During the interview
Get into the habit of finding out more about the company during the screening round. Here are some good questions to ask during the initial phone screen:
- What is the timeline for filling the role? Is the position new or backfilled?
- What does the interview process entail?
- What is your preferred communication style for follow-up and status updates?
Also, think about what skills to highlight.
Sean Downes, Ph.D. director at the Pasayten Institute, recommends brainstorming the kinds of problems that the organisation might face and charting out possible concrete problems with concrete solutions. For example, a social networking company might be seeking ways to curate the best clusters on a graph.
The technical round
For the technical interview, it’s good to brush up on your ability to write complex SQL queries and prepare for simple data processing-oriented coding exercises that involve writing a script.
Rudy Zen, head of product at Fast AF Inc.
These exercises are meant to mirror the technical skills needed for a day in the life of a data scientist.
Paul Bilodeau, CEO and co-founder of Filtered.ai, recommends finding people that work at the company you are interviewing for on LinkedIn. Then, take a look at what they have listed as the projects they’re working on and the current tools they’re working with.

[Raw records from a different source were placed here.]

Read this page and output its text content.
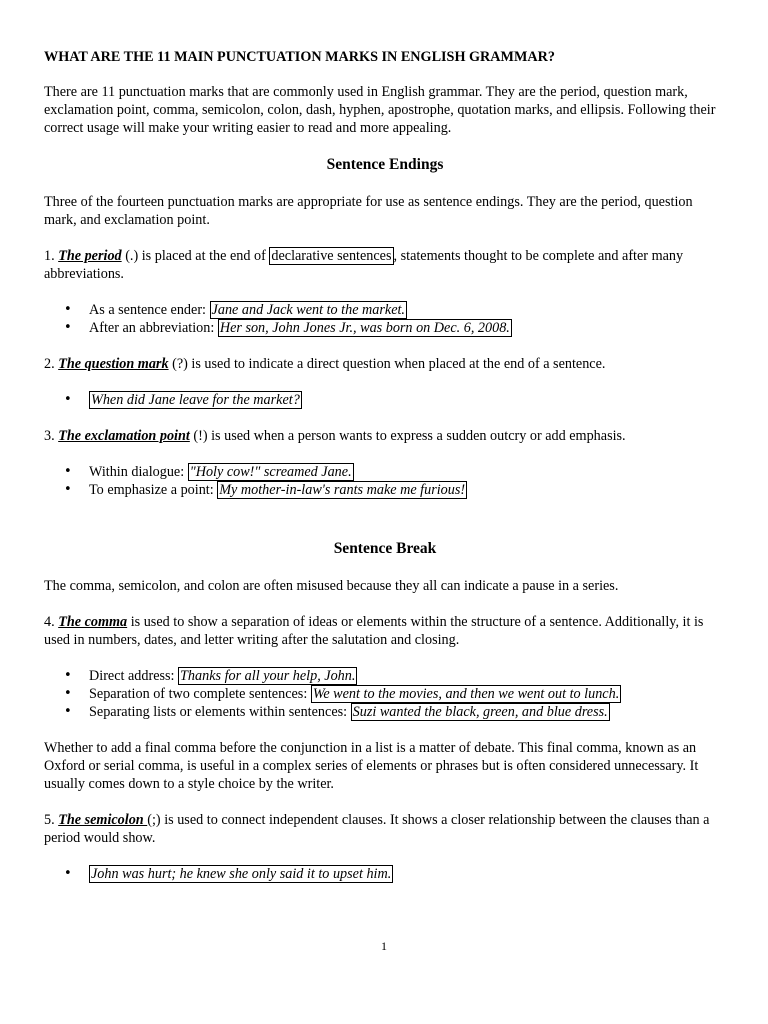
WHAT ARE THE 11 MAIN PUNCTUATION MARKS IN ENGLISH GRAMMAR?

There are 11 punctuation marks that are commonly used in English grammar. They are the period, question mark, exclamation point, comma, semicolon, colon, dash, hyphen, apostrophe, quotation marks, and ellipsis. Following their correct usage will make your writing easier to read and more appealing.

Sentence Endings

Three of the fourteen punctuation marks are appropriate for use as sentence endings. They are the period, question mark, and exclamation point.

1. The period (.) is placed at the end of declarative sentences , statements thought to be complete and after many abbreviations.

• As a sentence ender: Jane and Jack went to the market.
• After an abbreviation: Her son, John Jones Jr., was born on Dec. 6, 2008.

2. The question mark (?) is used to indicate a direct question when placed at the end of a sentence.

• When did Jane leave for the market?

3. The exclamation point (!) is used when a person wants to express a sudden outcry or add emphasis.

• Within dialogue: "Holy cow!" screamed Jane.
• To emphasize a point: My mother-in-law's rants make me furious!

Sentence Break

The comma, semicolon, and colon are often misused because they all can indicate a pause in a series.

4. The comma is used to show a separation of ideas or elements within the structure of a sentence. Additionally, it is used in numbers, dates, and letter writing after the salutation and closing.

• Direct address: Thanks for all your help, John.
• Separation of two complete sentences: We went to the movies, and then we went out to lunch.
• Separating lists or elements within sentences: Suzi wanted the black, green, and blue dress.

Whether to add a final comma before the conjunction in a list is a matter of debate. This final comma, known as an Oxford or serial comma, is useful in a complex series of elements or phrases but is often considered unnecessary. It usually comes down to a style choice by the writer.

5. The semicolon (;) is used to connect independent clauses. It shows a closer relationship between the clauses than a period would show.

• John was hurt; he knew she only said it to upset him.
1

You might also want to explore what they are posting on Twitter and GitHub, which can help you know what topic you want to review.
It’s also worth considering the kinds of problems the interviewer might be working on. For example:
- If you are interviewing for a position that skews toward data analysis, know the difference between basic distributions cold, and know what they’re used for.
- If you’re interviewing for a position that skews toward machine learning, be prepared to explain what models you’ve used and be prepared to talk about problems with deployment.
…
(Disclaimer: The opinions expressed in the article mentioned above are those of the author(s). They do not purport to reflect the opinions or views of ICS Career GPS or its staff.)